Charlie Sheen just the latest example of Colorado's domestic-violence laws
Charlie Sheen didn't study his Colorado legal history before he headed to Aspen for a vacation last Christmas.
Three decades ago, Colorado was at the cutting edge of recognizing the dangers of domestic violence. The first battered women's shelters in the country were established here, and Colorado was the first state to approve a law-enforcement protocol originally established in Denver: When the cops are called on what they determine to be a domestic violence incident, someone is going to jail. Whether that someone is male (the usual case) or female; whether the argument is in Akron or Aspen.
On Aspen on Christmas Day, that someone was Sheen.
The theory is that removing someone from the scene takes away the possibility of more immediate violence. And, in Sheen's case, it insures levels of lawyering that are certain to increase as his July 21 trial date draws close.
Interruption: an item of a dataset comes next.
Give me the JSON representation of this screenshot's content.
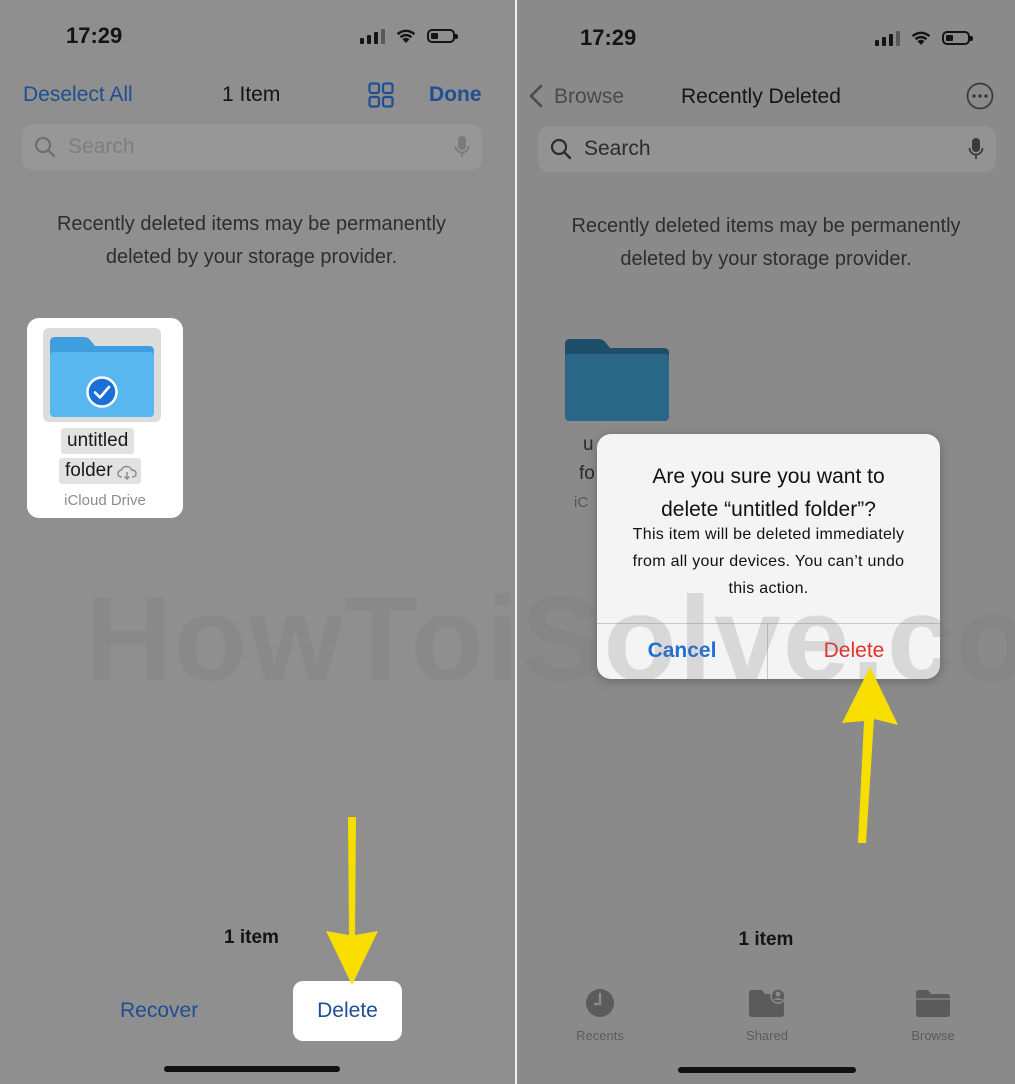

According to the Aspen Times, Sheen's lawyers are now trying to suppress an interview that Sheen gave to Officer Rick Magnuson, who'd questioned him on December 25 in the home where he'd allegedly threatened his wife -- without advising Sheen of his Miranda rights, according to his attorneys -- before taking him to jail.
The tabloids will no doubt keep up with every move in the Sheen case. For a package that traces the history of Colorado's domestic violence laws, see our June 1998 feature "No Way to Treat a Lady."
It makes for interesting reading, Charlie.